Expert 1 — The Logic Examiner
Multiple independent full-text witnesses (Folger edited text and PDFs: Sources 1,2,4,5,14; MIT: Source 3; Gutenberg: Source 12; Open Source Shakespeare: Sources 7,13; and even the First Folio transcription with variant spelling: Source 6) all contain the same underlying line in Act 1, Scene 2, so the evidential chain directly supports that the line appears in the play's text (with routine orthographic variation across editions). The opponent's argument equivocates between “exact modern spelling in the First Folio” and “appears in the text of the play,” but the claim is about the play Henry V (not specifically the 1623 Folio's original spelling), making the claim true as stated given the cited editions print that line verbatim (Sources 1-5,12-14).
Expert 2 — The Context Analyst
The opponent's argument hinges on the distinction between the First Folio's original spelling ('Dolphin … with vs') and the modernized form ('Dauphin … with us'), but this is a trivial orthographic difference rather than a substantive textual discrepancy — 'Dolphin' and 'Dauphin' are the same word in different historical spellings, and modernizing spelling is standard editorial practice universally accepted in Shakespeare scholarship. All major authoritative editions (Folger, MIT, Oxford, Cambridge, Arden) consistently include this line in Act 1, Scene 2, and the claim does not assert it is quoting the First Folio verbatim.
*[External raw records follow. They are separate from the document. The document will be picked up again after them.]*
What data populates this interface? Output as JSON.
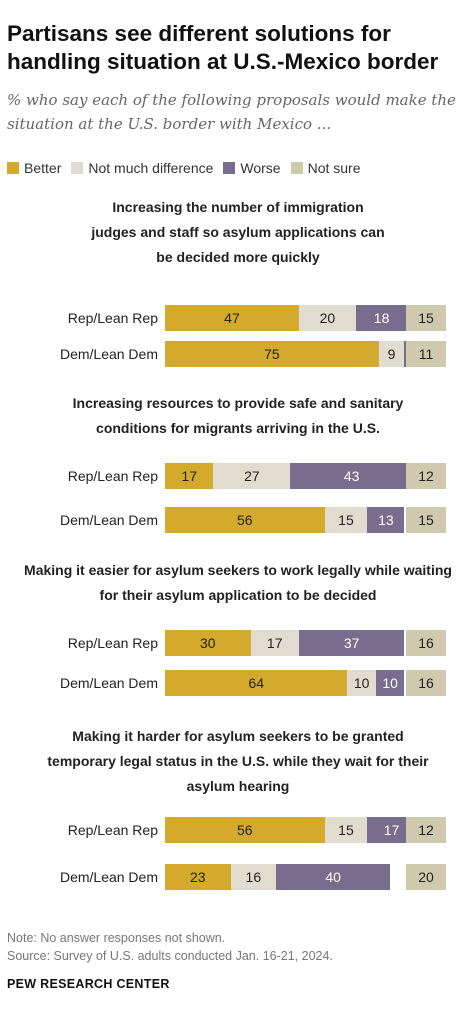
{
  "title": "Partisans see different solutions for handling situation at U.S.-Mexico border",
  "subtitle": "% who say each of the following proposals would make the situation at the U.S. border with Mexico ...",
  "note": "Note: No answer responses not shown.",
  "source": "Source: Survey of U.S. adults conducted Jan. 16-21, 2024.",
  "footer": "PEW RESEARCH CENTER",
  "colors": {
    "better": "#d4aa2c",
    "not_much_difference": "#e0ddd0",
    "worse": "#786d8c",
    "not_sure": "#cfc9ad"
  },
  "chart_data": {
    "type": "bar",
    "stacked": true,
    "orientation": "horizontal",
    "legend": [
      "Better",
      "Not much difference",
      "Worse",
      "Not sure"
    ],
    "legend_position": "top-left",
    "grid": false,
    "panels": [
      {
        "title": "Increasing the number of immigration judges and staff so asylum applications can be decided more quickly",
        "rows": [
          {
            "label": "Rep/Lean Rep",
            "better": 47,
            "not_much_difference": 20,
            "worse": 18,
            "not_sure": 15
          },
          {
            "label": "Dem/Lean Dem",
            "better": 75,
            "not_much_difference": 9,
            "worse": 5,
            "not_sure": 11
          }
        ]
      },
      {
        "title": "Increasing resources to provide safe and sanitary conditions for migrants arriving in the U.S.",
        "rows": [
          {
            "label": "Rep/Lean Rep",
            "better": 17,
            "not_much_difference": 27,
            "worse": 43,
            "not_sure": 12
          },
          {
            "label": "Dem/Lean Dem",
            "better": 56,
            "not_much_difference": 15,
            "worse": 13,
            "not_sure": 15
          }
        ]
      },
      {
        "title": "Making it easier for asylum seekers to work legally while waiting for their asylum application to be decided",
        "rows": [
          {
            "label": "Rep/Lean Rep",
            "better": 30,
            "not_much_difference": 17,
            "worse": 37,
            "not_sure": 16
          },
          {
            "label": "Dem/Lean Dem",
            "better": 64,
            "not_much_difference": 10,
            "worse": 10,
            "not_sure": 16
          }
        ]
      },
      {
        "title": "Making it harder for asylum seekers to be granted temporary legal status in the U.S. while they wait for their asylum hearing",
        "rows": [
          {
            "label": "Rep/Lean Rep",
            "better": 56,
            "not_much_difference": 15,
            "worse": 17,
            "not_sure": 12
          },
          {
            "label": "Dem/Lean Dem",
            "better": 23,
            "not_much_difference": 16,
            "worse": 40,
            "not_sure": 20
          }
        ]
      }
    ]
  }
}
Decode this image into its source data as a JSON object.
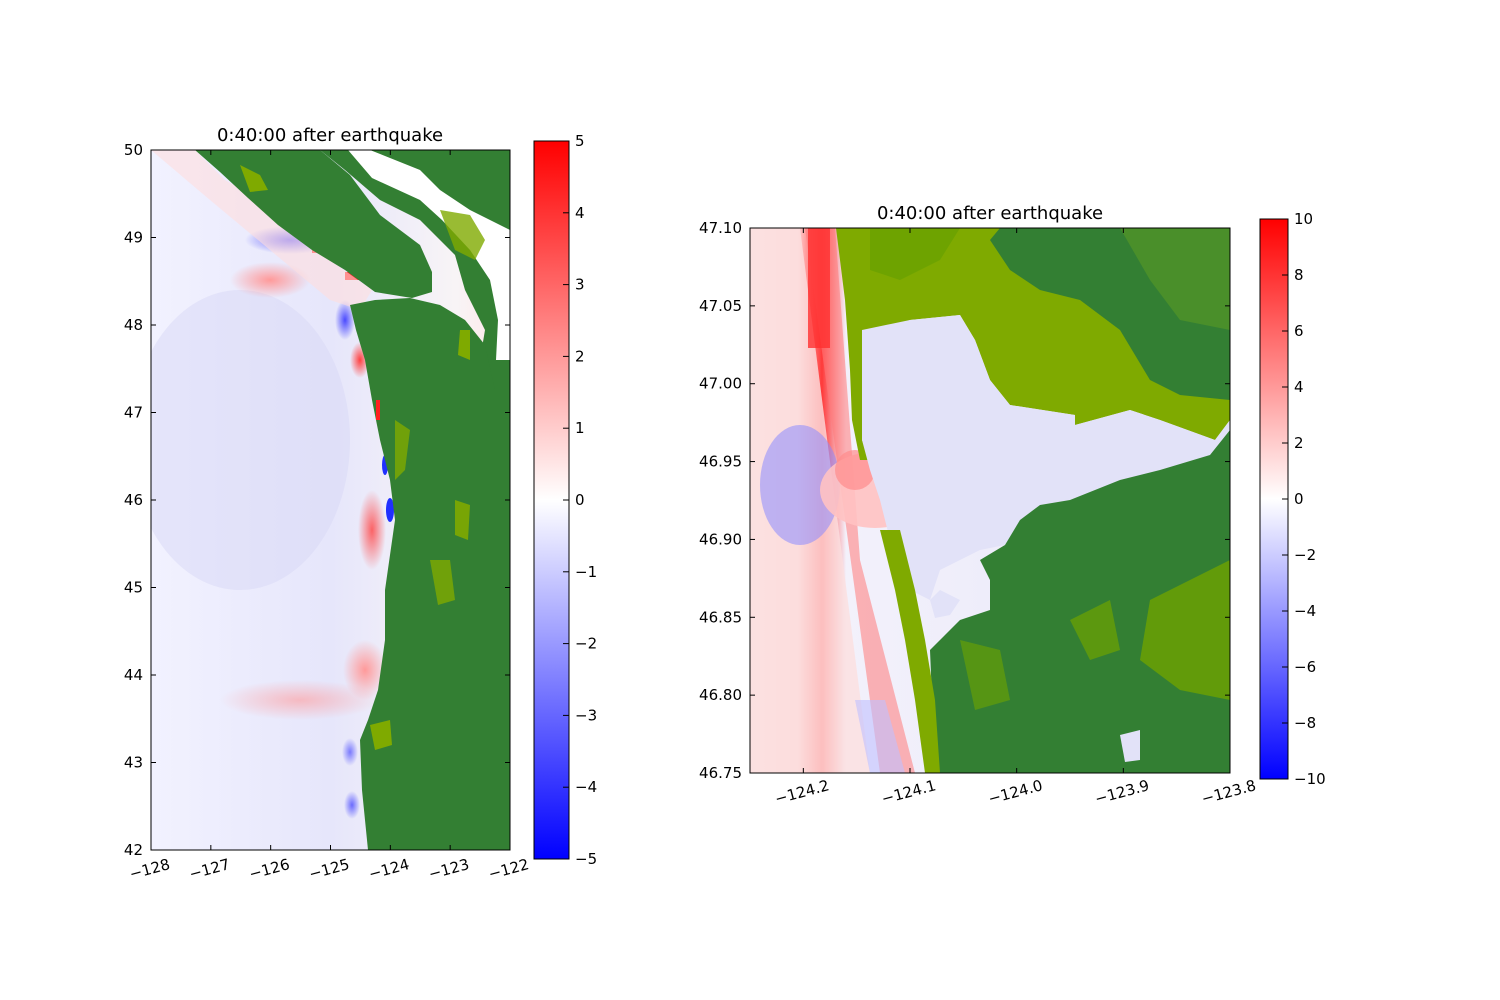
{
  "chart_data": [
    {
      "type": "heatmap",
      "title": "0:40:00 after earthquake",
      "xlim": [
        -128,
        -122
      ],
      "ylim": [
        42,
        50
      ],
      "x_ticks": [
        -128,
        -127,
        -126,
        -125,
        -124,
        -123,
        -122
      ],
      "x_tick_labels": [
        "−128",
        "−127",
        "−126",
        "−125",
        "−124",
        "−123",
        "−122"
      ],
      "y_ticks": [
        42,
        43,
        44,
        45,
        46,
        47,
        48,
        49,
        50
      ],
      "y_tick_labels": [
        "42",
        "43",
        "44",
        "45",
        "46",
        "47",
        "48",
        "49",
        "50"
      ],
      "colorbar": {
        "range": [
          -5,
          5
        ],
        "ticks": [
          -5,
          -4,
          -3,
          -2,
          -1,
          0,
          1,
          2,
          3,
          4,
          5
        ],
        "tick_labels": [
          "−5",
          "−4",
          "−3",
          "−2",
          "−1",
          "0",
          "1",
          "2",
          "3",
          "4",
          "5"
        ],
        "colormap": "bwr"
      },
      "land_colors": [
        "#337f33",
        "#7faa00"
      ]
    },
    {
      "type": "heatmap",
      "title": "0:40:00 after earthquake",
      "xlim": [
        -124.25,
        -123.8
      ],
      "ylim": [
        46.75,
        47.1
      ],
      "x_ticks": [
        -124.2,
        -124.1,
        -124.0,
        -123.9,
        -123.8
      ],
      "x_tick_labels": [
        "−124.2",
        "−124.1",
        "−124.0",
        "−123.9",
        "−123.8"
      ],
      "y_ticks": [
        46.75,
        46.8,
        46.85,
        46.9,
        46.95,
        47.0,
        47.05,
        47.1
      ],
      "y_tick_labels": [
        "46.75",
        "46.80",
        "46.85",
        "46.90",
        "46.95",
        "47.00",
        "47.05",
        "47.10"
      ],
      "colorbar": {
        "range": [
          -10,
          10
        ],
        "ticks": [
          -10,
          -8,
          -6,
          -4,
          -2,
          0,
          2,
          4,
          6,
          8,
          10
        ],
        "tick_labels": [
          "−10",
          "−8",
          "−6",
          "−4",
          "−2",
          "0",
          "2",
          "4",
          "6",
          "8",
          "10"
        ],
        "colormap": "bwr"
      },
      "land_colors": [
        "#337f33",
        "#7faa00"
      ]
    }
  ]
}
The line unambiguously appears in Shakespeare's Henry V across every credible edition, with no meaningful omission of context that would alter the truthfulness of the claim.
Expert 3 — The Source Auditor
Highly authoritative and independent academic sources, including the Folger Shakespeare Library (Sources 1, 2, 4, and 5) and MIT (Source 3), consistently confirm that this exact line appears in standard editions of Henry V. The Opponent's objection regarding historical spelling variations in the First Folio (Source 6) does not negate the fact that the line is universally present and recognized in the play's text.